3. In Vivo Antitumor Efficacy
- Procedure: A 4T1 tumor-bearing BALB/c mouse model received peri-tumoral ZNIDL gel injections followed by laser irradiation. Tumor growth, metastasis, and survival were monitored.
- Result: The ZNIDL gel plus laser group achieved an 89.20% tumor growth inhibition rate, fewer pulmonary nodules, and improved survival. Histological analysis showed increased apoptosis and reduced hypoxia in treated tumors.
- Finding: The nanoparticles effectively inhibit primary tumor growth and metastasis, indicating potential for comprehensive cancer treatment.
Figure 2. In vivo antitumor efficacy in 4T1 tumor-bearing mice.
4. Evaluation of Immunogenic Cell Death (ICD) and Immune Response
- Procedure: ICD was assessed via calreticulin (CRT) exposure, ATP release, and HMGB1 release.

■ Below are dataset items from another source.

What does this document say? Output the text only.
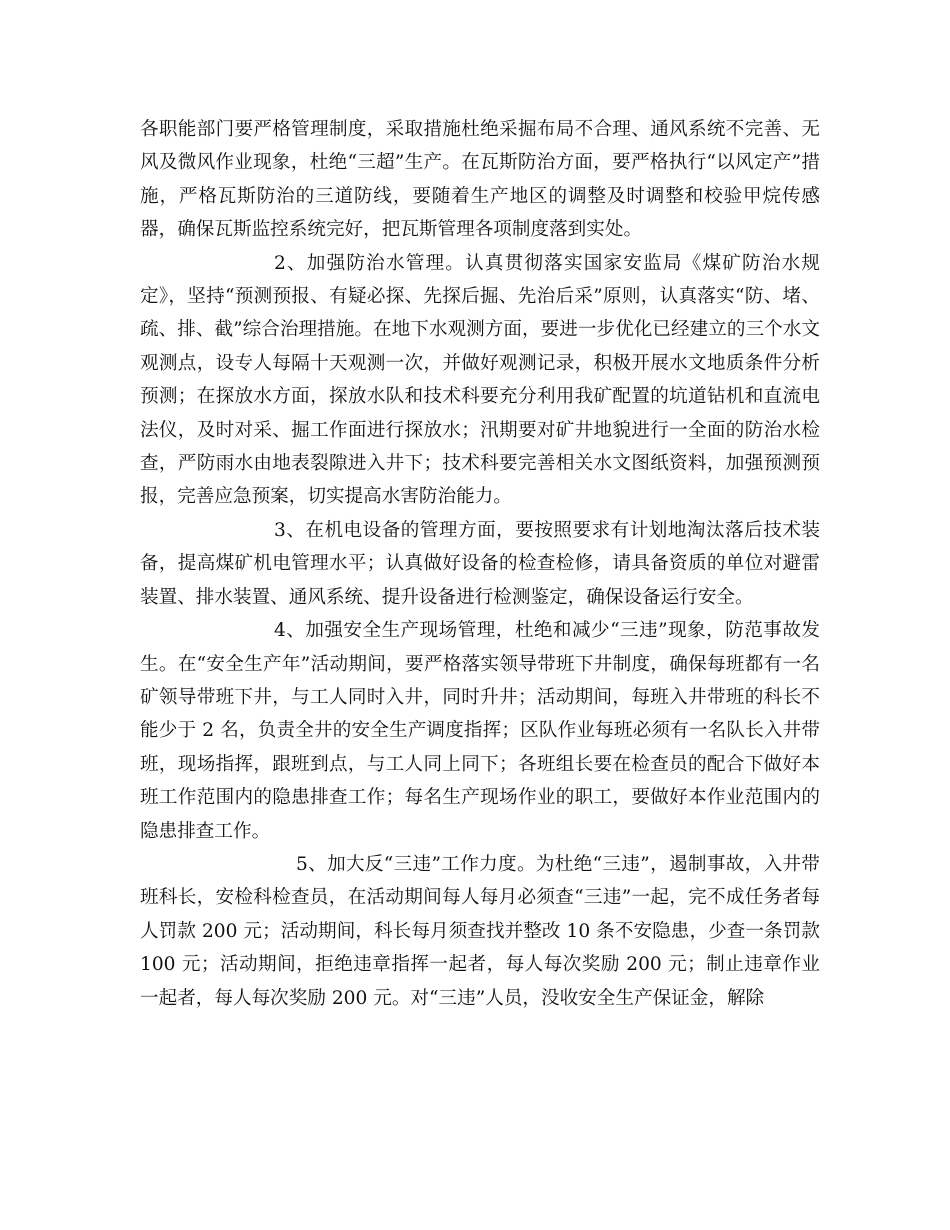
各职能部门要严格管理制度，采取措施杜绝采掘布局不合理、通风系统不完善、无风及微风作业现象，杜绝“三超”生产。在瓦斯防治方面，要严格执行“以风定产”措施，严格瓦斯防治的三道防线，要随着生产地区的调整及时调整和校验甲烷传感器，确保瓦斯监控系统完好，把瓦斯管理各项制度落到实处。

2、加强防治水管理。认真贯彻落实国家安监局《煤矿防治水规定》，坚持“预测预报、有疑必探、先探后掘、先治后采”原则，认真落实“防、堵、疏、排、截”综合治理措施。在地下水观测方面，要进一步优化已经建立的三个水文观测点，设专人每隔十天观测一次，并做好观测记录，积极开展水文地质条件分析预测；在探放水方面，探放水队和技术科要充分利用我矿配置的坑道钻机和直流电法仪，及时对采、掘工作面进行探放水；汛期要对矿井地貌进行一全面的防治水检查，严防雨水由地表裂隙进入井下；技术科要完善相关水文图纸资料，加强预测预报，完善应急预案，切实提高水害防治能力。

3、在机电设备的管理方面，要按照要求有计划地淘汰落后技术装备，提高煤矿机电管理水平；认真做好设备的检查检修，请具备资质的单位对避雷装置、排水装置、通风系统、提升设备进行检测鉴定，确保设备运行安全。

4、加强安全生产现场管理，杜绝和减少“三违”现象，防范事故发生。在“安全生产年”活动期间，要严格落实领导带班下井制度，确保每班都有一名矿领导带班下井，与工人同时入井，同时升井；活动期间，每班入井带班的科长不能少于 2 名，负责全井的安全生产调度指挥；区队作业每班必须有一名队长入井带班，现场指挥，跟班到点，与工人同上同下；各班组长要在检查员的配合下做好本班工作范围内的隐患排查工作；每名生产现场作业的职工，要做好本作业范围内的隐患排查工作。

5、加大反“三违”工作力度。为杜绝“三违”，遏制事故，入井带班科长，安检科检查员，在活动期间每人每月必须查“三违”一起，完不成任务者每人罚款 200 元；活动期间，科长每月须查找并整改 10 条不安隐患，少查一条罚款 100 元；活动期间，拒绝违章指挥一起者，每人每次奖励 200 元；制止违章作业一起者，每人每次奖励 200 元。对“三违”人员，没收安全生产保证金，解除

Immune activation was measured using flow cytometry and immunofluorescence.
- Result: ZNIDL NPs elevated ICD markers, promoting dendritic cell maturation and T cell infiltration in tumors and lymph nodes.
- Finding: ICD induction and immune activation contribute an additional antitumor mechanism, relevant for reducing metastasis and recurrence.

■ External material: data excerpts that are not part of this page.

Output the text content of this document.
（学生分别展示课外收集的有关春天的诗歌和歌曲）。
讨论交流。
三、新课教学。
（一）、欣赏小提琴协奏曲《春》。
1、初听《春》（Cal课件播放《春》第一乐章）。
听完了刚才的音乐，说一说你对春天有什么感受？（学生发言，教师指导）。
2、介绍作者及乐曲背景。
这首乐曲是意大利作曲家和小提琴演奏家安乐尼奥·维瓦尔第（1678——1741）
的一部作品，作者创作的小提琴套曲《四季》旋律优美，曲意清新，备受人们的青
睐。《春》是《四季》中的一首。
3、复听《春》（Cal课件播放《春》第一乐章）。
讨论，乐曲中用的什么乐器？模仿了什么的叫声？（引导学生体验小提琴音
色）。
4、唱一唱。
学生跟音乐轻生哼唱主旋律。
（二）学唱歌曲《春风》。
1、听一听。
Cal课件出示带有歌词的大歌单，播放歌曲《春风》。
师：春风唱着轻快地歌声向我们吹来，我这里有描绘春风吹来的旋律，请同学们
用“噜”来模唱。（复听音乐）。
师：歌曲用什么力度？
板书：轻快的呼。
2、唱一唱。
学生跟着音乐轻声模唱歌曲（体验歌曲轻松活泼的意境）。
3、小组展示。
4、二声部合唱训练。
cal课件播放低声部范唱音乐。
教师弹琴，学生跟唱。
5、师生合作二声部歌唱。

Figure 3. Immune response induced by ZNIDL NPs.
Integrated Therapeutic Approach Shows Promise for Improved Breast Cancer Outcomes
The study introduces ZNIDL NPs as a multifunctional system integrating oxygen generation, chemotherapy, phototherapy, and immunotherapy for breast cancer treatment. The nanoparticles’ oxygen production addresses tumor hypoxia, enhancing PDT efficacy. DOX delivery supports chemotherapy, while ICG enables PTT and PDT for direct tumor cell targeting. ICD induction further activates an antitumor immune response, offering potential long-term effects. Key results include an 89.20% tumor inhibition rate and reduced metastasis in preclinical models. This approach advances treatment efficacy by combining multiple modalities into a single nanoparticle system, contributing to the field through its targeted and integrated strategy.
Reference:
Li, Zhuoyue, et al. “Multifunctional ZnO@ DOX/ICG-LMHP nanoparticles for synergistic multimodal antitumor activity.” Journal of Functional Biomaterials 15.2 (2024): 35.